И за погибших детей отомсти!!.

И. А. Морозов

Бесплодные попытки

Мир беспределен, ярок, полон огорашивающего шума, ослепительной новизны. Мир — это Киев, Курск, Москва, Петербург, это грохочущие поезда, шумная толкотня станций, пестрая, говорливая человеческая река московских площадей, сдержанное громыхание экипажей на прямых петербургских улицах.

Владимир — в Петербурге! В Петербурге, откуда исходила вся русская литература, настоящая родина его души. Здесь жили Белинский и Добролюбов, здесь живут Некрасов, Щедрин, Михайловский… Вот здесь, на Невском, можно встретить гоголевского поручика Пирогова. Здесь обитают герои Достоевского, и среди женщин на панелях Невского не одна близка по судьбе Соне Мармеладовой…

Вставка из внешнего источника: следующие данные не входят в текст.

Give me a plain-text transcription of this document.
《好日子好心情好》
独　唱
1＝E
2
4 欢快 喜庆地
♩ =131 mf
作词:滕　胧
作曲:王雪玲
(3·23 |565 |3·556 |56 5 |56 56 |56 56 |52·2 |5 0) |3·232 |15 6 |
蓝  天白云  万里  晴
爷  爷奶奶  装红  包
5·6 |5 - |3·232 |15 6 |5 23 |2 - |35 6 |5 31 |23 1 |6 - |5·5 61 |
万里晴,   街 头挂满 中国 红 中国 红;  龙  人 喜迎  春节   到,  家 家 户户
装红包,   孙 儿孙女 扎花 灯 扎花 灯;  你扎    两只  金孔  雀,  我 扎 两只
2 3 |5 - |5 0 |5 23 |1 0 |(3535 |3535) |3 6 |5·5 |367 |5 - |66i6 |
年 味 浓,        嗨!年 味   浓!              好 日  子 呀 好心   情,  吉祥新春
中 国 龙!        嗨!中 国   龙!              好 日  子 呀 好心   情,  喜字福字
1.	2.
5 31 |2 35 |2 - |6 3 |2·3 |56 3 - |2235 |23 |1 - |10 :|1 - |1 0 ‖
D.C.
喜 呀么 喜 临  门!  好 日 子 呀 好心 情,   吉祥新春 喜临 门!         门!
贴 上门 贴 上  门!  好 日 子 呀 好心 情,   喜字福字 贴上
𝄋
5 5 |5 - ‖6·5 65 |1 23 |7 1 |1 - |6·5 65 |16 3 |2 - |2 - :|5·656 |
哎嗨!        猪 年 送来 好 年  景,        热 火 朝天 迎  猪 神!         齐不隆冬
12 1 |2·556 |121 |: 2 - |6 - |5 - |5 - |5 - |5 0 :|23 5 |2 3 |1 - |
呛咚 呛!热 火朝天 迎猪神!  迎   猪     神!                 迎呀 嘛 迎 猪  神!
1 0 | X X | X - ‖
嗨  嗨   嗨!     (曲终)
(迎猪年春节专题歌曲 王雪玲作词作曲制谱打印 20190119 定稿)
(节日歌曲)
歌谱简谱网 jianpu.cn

Мглистые сумерки быстро опускались на Петербург. Вот уже зажглись ряды газовых фонарей. От Знаменской площади цепочка огней уверенно уходила вдаль по широкой невской перспективе, и слева, над Льговским каналом, откуда несло промозглой сыростью, робко мигали редкие тусклые светильники.

Когда тебе восемнадцать лет, даже те 17 рублей, с которыми ты появился на вокзальной площади Петербурга, кажутся целым состоянием. Впереди студенческая жизнь, лекции, товарищи, профессора.

С двумя студентами-технологами Владимир поселился в Семеновском полку, на Малом Царскосельском проспекте, в «мансарде», у супругов Цывёнко.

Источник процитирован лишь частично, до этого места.